Stephen Sunderland, who is based in Shanghai, has a perspective moulded from his understanding of the healthcare system in China. “From an ecosystem development point of view,” he said, “there was a certain level of scale and regulatory maturity around the digital health ecosystem coming into COVID-19 within specific parameters. I think that COVID has opened the door as to what those parameters could be in the future. The jury is still out on how wide you can open that door, from a regulatory perspective, or how fast. 

“There is a huge amount of innovation, but we are effectively at war, and wars drive innovation but also open cheque books.”

He predicts a “good level of consolidation because of network economies. That’s the corollary of cybersecurity and interoperability — you can address those problems by putting your arms around them.”

Digital Health 2.0

But the COVID crisis has highlighted the shortcomings in the healthcare industry. Maybe there was an awareness that there was a need to be more digital, but a certain a wariness too.  COVID meant that the industry had no choice but to embrace digital, not just to combat the virus, but to support traditional healthcare when hospitals became places people wanted to avoid. Digital has been forced upon consumers and providers, and maybe it turned out not to be as bad as they expected. 

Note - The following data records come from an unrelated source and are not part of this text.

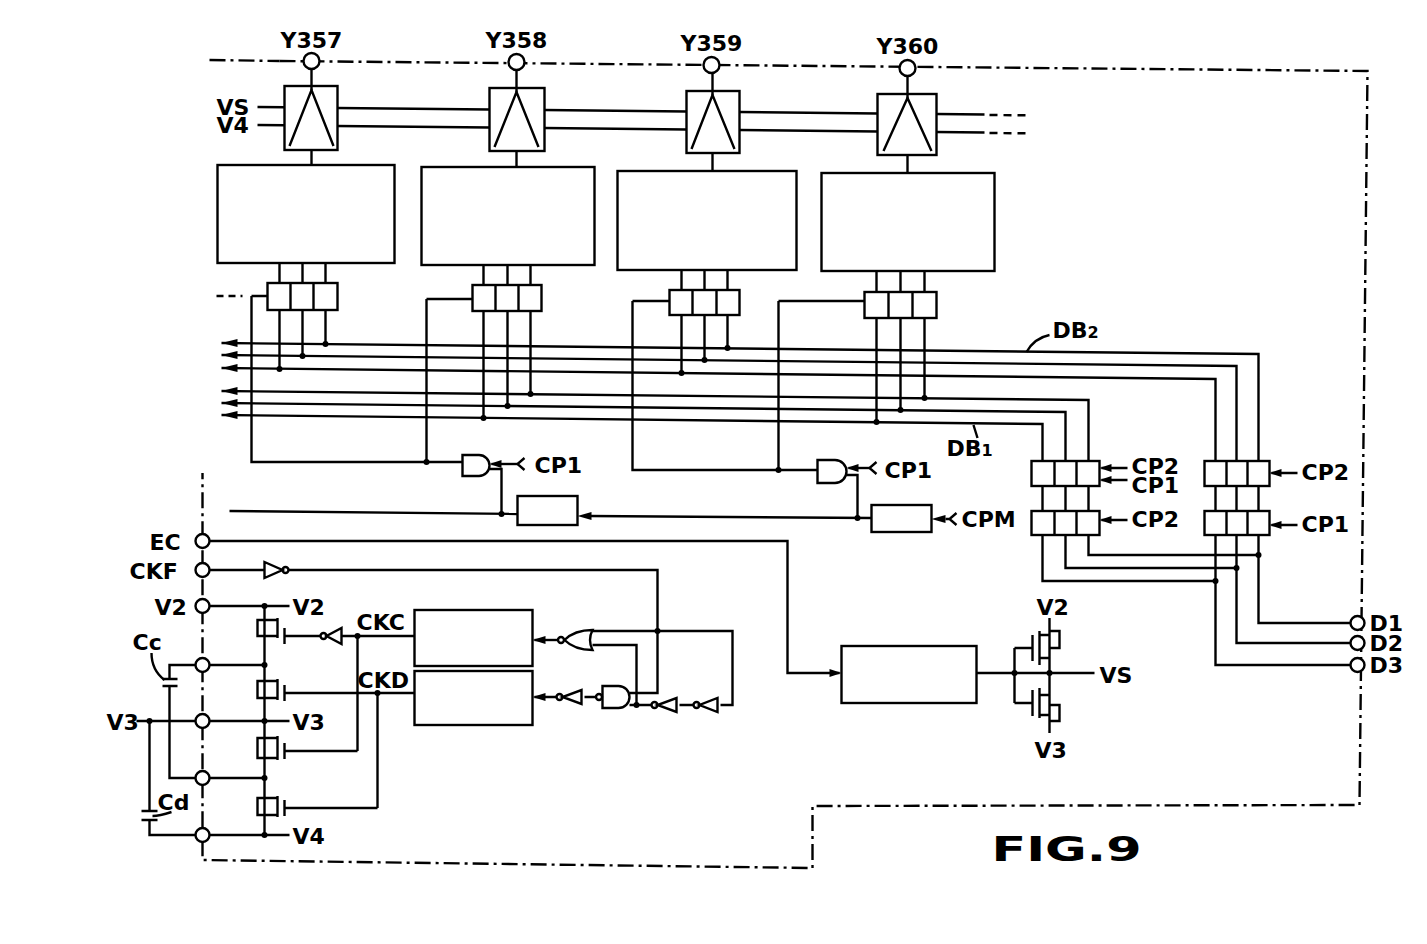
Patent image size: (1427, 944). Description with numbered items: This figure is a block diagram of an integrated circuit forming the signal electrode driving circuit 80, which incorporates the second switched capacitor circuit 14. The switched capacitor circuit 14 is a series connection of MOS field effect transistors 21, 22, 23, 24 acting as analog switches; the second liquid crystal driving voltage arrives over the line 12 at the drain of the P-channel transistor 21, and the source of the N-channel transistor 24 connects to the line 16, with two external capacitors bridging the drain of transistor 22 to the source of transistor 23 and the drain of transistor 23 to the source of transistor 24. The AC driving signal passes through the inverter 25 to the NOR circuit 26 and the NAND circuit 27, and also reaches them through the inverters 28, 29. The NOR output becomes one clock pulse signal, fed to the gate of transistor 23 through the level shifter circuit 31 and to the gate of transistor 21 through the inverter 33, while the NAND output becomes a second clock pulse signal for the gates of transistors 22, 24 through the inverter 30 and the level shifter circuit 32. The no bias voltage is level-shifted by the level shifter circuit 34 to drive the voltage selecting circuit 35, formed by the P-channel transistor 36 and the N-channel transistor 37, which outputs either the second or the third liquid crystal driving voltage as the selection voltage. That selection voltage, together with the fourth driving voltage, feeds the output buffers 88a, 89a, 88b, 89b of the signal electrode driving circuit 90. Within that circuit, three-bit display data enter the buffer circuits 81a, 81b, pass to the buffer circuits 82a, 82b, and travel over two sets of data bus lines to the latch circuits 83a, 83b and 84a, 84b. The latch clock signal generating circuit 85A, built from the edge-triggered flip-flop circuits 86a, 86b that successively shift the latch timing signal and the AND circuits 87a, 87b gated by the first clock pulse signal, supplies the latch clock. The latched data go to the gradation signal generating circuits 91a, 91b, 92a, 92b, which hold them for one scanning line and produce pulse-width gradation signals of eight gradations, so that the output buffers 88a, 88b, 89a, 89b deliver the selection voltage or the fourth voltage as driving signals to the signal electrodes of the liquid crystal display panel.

The signal electrode driving circuit 80 is at (1232, 73).
The signal electrode driving circuit 90 is at (234, 80).
The output buffer 89b is at (340, 99).
The output buffer 88b is at (547, 101).
The output buffer 89a is at (742, 104).
The output buffer 88a is at (939, 107).
The gradation signal generating circuit 92b is at (347, 168).
The gradation signal generating circuit 91b is at (552, 170).
The gradation signal generating circuit 92a is at (754, 174).
The gradation signal generating circuit 91a is at (995, 188).
The latch circuit 84b is at (338, 300).
The latch circuit 83b is at (543, 302).
The latch circuit 84a is at (742, 306).
The latch circuit 83a is at (939, 308).
The AND circuit 87b is at (477, 479).
The AND circuit 87a is at (830, 454).
The flip-flop circuit 86b is at (582, 527).
The flip-flop circuit 86a is at (906, 534).
The latch clock signal generating circuit 85A is at (748, 518).
The buffer circuit 82a is at (1032, 474).
The buffer circuit 81a is at (1040, 538).
The buffer circuit 82b is at (1218, 463).
The buffer circuit 81b is at (1268, 538).
The inverter 25 is at (279, 560).
The line 12 is at (225, 608).
The line 16 is at (224, 836).
The second switched capacitor circuit 14 is at (365, 765).
The MOS field effect transistor 21 is at (294, 650).
The MOS field effect transistor 22 is at (292, 690).
The MOS field effect transistor 23 is at (298, 758).
The MOS field effect transistor 24 is at (298, 805).
The inverter 33 is at (335, 628).
The level shifter circuit 31 is at (485, 613).
The level shifter circuit 32 is at (497, 728).
The NOR circuit 26 is at (578, 631).
The NAND circuit 27 is at (612, 711).
The inverter 28 is at (712, 713).
The inverter 29 is at (668, 713).
The inverter 30 is at (568, 711).
The level shifter circuit 34 is at (897, 706).
The voltage selecting circuit 35 is at (1062, 665).
The P-channel MOS field effect transistor 36 is at (1030, 640).
The N-channel MOS field effect transistor 37 is at (1030, 712).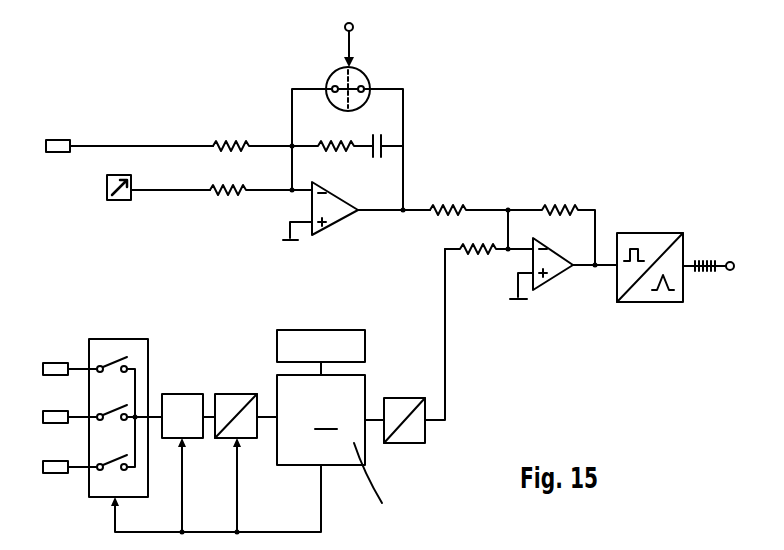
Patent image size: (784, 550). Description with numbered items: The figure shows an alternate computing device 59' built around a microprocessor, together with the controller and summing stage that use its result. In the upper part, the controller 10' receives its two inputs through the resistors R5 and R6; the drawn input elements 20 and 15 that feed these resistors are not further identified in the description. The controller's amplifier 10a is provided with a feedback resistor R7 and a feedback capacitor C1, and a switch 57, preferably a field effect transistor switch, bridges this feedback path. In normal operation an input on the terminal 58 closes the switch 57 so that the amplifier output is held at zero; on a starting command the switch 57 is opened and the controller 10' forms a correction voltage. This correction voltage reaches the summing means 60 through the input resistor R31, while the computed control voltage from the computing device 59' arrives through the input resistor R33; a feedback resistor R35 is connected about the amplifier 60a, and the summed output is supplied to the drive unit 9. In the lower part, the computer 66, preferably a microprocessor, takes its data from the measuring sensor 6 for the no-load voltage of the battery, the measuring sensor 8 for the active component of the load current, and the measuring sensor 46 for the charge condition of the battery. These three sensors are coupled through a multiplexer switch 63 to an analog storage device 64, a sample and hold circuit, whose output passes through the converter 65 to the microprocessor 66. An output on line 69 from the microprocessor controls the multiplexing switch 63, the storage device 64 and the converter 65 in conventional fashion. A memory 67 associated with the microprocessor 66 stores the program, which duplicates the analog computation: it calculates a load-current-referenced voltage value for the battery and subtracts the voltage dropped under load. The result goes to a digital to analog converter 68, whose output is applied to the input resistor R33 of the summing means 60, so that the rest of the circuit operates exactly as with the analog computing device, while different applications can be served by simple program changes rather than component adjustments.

As Julien de Salaberry said: “What the pandemic is demonstrating is that, to just about every stakeholder within the healthcare value chain, the existing business model has proven to be inadequate. They’re all asking the same questions on how they can overcome this?”

For digital health “these are fascinating times for startups. We will also see more engagement from manufacturers, who will see the benefit of being agile, and in Asia, we will see a bias towards the patient journey, what we can probably describe as digital health 2.0. And the good news is that the Asia Pacific region is stuffed full of innovation.” So maybe then the COVID-19 crisis has brought digital health 2.0 closer, and it is in this new era that digital health becomes the new FinTech.